A year ago a restaurateur announced he was going to take the place over and convert it into an English-style chop house, but almost as soon as Bergin’s’ regulars started dealing with the shock, the matter resolved itself. One of the old partners split, the remaining partner got a lease and the restaurateur was squeezed out.

So has Bergin’s changed after all this? It was remodeled in December, but it’s hard to see what’s new except for the handsome tiles in the bathrooms. The place seems to look as it always has: worn brick floor, walls the color of crude oil, cardboard shamrocks with the names of regular customers on the walls (but no longer on all the ceilings). If you want to tell who’s been a regular longer, look for the shamrocks that have a brownish patina--they date from when smoking was legal in restaurants.


Menu Highlights Include Shrimp Cocktail, Burgers

Certainly the menu looks different. For one thing, the current menu is designated the summer menu. That’s a chuckle; seasonal cooking was never what you’d call part of the old Bergin’s.

There may be more emphasis on salads, but this is still basically a pub menu. It offers a terrific shrimp cocktail: huge prawns in a goblet of cocktail sauce with a decided wallop of horseradish.

And you can get chicken wings, of course--not terribly spicy, but the waiter will obligingly bring you ranch and blue cheese dressing, maybe even some of the tartar sauce-like mustard-dill dressing as well. In a bold move, Bergin’s lists a fish cake, rather than the ubiquitous crab cake. It’s a little dry and chewy, but it’s a change.

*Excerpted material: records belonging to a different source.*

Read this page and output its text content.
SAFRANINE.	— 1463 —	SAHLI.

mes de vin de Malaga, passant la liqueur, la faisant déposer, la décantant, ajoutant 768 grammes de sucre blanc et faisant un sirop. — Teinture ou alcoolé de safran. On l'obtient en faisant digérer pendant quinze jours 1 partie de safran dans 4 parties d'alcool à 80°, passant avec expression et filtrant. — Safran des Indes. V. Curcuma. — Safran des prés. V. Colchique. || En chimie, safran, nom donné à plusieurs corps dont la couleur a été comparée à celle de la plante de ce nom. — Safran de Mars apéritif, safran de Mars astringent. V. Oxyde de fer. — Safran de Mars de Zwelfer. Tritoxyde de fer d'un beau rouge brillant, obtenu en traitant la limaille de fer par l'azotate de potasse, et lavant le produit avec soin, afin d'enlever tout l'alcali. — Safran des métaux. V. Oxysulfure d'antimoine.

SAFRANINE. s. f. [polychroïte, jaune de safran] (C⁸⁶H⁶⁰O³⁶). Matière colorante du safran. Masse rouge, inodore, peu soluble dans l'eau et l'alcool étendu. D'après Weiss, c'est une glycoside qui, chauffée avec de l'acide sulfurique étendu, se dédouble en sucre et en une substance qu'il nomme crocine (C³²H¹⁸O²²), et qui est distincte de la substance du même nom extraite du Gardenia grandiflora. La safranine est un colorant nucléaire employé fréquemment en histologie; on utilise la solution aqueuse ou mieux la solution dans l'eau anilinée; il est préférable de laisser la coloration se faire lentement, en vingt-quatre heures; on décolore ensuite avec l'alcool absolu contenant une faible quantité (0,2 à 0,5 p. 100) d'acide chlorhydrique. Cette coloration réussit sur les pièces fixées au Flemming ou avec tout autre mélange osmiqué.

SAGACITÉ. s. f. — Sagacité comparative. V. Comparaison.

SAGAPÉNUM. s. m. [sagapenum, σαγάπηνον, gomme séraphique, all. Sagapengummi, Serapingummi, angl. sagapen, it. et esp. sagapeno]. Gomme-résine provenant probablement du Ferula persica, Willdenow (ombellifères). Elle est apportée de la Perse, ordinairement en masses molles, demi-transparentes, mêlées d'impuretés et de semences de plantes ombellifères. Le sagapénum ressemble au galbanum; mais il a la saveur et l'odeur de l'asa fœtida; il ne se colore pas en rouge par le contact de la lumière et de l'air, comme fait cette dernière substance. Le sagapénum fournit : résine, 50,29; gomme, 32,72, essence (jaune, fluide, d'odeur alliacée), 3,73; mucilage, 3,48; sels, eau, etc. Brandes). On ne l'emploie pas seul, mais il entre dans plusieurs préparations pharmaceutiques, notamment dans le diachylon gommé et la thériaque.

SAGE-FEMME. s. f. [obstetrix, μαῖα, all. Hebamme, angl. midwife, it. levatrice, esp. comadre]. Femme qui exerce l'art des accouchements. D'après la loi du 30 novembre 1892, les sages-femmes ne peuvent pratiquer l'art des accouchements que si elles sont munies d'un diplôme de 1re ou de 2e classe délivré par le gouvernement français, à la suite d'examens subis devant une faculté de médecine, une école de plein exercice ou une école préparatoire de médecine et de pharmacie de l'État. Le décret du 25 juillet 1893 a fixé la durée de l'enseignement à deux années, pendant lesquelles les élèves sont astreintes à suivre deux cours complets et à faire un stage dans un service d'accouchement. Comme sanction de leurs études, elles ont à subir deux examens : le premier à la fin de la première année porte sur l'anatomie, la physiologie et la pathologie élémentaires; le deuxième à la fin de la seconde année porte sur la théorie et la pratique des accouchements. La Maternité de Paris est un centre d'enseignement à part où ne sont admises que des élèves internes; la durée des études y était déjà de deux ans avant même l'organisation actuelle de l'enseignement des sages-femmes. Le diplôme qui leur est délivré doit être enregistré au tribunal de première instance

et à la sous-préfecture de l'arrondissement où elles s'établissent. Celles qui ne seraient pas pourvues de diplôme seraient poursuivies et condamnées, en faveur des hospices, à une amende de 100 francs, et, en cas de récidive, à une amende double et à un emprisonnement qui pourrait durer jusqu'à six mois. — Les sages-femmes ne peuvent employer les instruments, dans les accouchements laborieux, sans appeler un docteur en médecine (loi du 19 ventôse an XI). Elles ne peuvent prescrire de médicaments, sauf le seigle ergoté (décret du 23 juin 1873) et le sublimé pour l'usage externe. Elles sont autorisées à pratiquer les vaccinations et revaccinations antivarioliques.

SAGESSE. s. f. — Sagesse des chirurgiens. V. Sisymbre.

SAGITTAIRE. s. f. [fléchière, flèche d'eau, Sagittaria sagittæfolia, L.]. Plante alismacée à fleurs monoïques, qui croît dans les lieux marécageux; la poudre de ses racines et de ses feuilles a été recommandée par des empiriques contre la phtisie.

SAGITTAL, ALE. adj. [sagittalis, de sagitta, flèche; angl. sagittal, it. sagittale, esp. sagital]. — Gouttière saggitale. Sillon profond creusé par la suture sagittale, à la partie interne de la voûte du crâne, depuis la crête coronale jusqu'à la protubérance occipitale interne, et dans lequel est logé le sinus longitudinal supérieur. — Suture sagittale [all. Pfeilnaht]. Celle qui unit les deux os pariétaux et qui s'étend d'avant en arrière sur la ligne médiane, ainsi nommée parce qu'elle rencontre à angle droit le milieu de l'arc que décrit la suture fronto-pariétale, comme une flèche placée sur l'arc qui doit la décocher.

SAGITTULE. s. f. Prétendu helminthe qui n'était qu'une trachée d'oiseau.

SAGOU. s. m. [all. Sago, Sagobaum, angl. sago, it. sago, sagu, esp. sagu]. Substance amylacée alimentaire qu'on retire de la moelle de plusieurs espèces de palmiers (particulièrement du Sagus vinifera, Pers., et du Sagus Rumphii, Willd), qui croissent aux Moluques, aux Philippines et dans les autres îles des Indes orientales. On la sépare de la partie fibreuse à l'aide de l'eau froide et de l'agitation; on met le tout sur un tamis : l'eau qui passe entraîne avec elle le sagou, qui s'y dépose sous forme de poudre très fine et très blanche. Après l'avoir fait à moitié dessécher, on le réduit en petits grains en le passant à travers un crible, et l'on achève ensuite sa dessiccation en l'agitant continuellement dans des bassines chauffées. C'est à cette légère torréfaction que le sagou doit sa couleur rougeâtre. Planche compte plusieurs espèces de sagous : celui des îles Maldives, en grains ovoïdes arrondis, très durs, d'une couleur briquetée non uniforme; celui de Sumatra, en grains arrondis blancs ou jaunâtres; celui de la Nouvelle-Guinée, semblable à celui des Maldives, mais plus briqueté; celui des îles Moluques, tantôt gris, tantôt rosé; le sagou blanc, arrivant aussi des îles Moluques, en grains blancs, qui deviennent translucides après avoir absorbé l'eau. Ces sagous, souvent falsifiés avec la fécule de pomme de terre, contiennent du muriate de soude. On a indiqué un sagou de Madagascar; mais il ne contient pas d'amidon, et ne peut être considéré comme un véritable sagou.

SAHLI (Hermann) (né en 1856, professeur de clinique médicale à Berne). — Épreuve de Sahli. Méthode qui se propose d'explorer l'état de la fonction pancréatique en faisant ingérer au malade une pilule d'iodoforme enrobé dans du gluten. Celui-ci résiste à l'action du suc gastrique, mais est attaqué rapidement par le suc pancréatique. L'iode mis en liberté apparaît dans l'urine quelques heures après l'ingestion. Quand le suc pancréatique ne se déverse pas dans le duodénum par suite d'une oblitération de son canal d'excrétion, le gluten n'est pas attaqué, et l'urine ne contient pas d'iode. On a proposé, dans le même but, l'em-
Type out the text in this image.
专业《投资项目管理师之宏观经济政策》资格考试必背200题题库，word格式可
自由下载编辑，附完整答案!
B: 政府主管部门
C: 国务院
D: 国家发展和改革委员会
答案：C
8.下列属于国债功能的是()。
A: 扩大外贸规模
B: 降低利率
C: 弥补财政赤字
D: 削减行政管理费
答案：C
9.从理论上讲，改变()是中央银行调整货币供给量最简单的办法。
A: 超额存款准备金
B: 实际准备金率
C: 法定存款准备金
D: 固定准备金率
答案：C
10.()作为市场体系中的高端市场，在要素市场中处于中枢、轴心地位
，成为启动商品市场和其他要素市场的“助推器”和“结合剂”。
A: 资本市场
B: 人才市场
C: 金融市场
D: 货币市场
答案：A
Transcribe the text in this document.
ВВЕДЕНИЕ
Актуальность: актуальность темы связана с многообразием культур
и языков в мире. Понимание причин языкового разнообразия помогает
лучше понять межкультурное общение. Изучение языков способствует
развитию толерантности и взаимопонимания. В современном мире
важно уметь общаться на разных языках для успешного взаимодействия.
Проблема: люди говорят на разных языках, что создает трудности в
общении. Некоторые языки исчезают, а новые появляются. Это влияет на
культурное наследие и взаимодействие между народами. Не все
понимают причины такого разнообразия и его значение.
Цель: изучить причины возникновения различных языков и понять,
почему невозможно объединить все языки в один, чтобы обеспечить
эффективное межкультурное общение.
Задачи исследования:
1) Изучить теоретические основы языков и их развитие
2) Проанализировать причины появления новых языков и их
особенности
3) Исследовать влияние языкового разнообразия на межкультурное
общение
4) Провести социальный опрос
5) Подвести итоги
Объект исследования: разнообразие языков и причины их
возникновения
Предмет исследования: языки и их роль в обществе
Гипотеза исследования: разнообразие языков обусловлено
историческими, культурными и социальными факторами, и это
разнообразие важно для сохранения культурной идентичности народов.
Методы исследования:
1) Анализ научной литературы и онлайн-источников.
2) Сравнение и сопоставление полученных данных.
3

Some menu items are signaled as special attractions these days, and I’d go along halfway on the tomato salad; the thick blue cheese balsamic dressing is good, but the beefsteak tomatoes aren’t always as ripe as they should be. The most obvious novelty among the appetizers is the French fries, which are the usual semi-skinny size these days, rather than steak fries.

Bergin’s serves a particularly good thick hamburger on a homely potato bun, and on Tuesdays you get special burger sauces, like chipotle catsup. The best part: fresh crinkle-cut potato chips.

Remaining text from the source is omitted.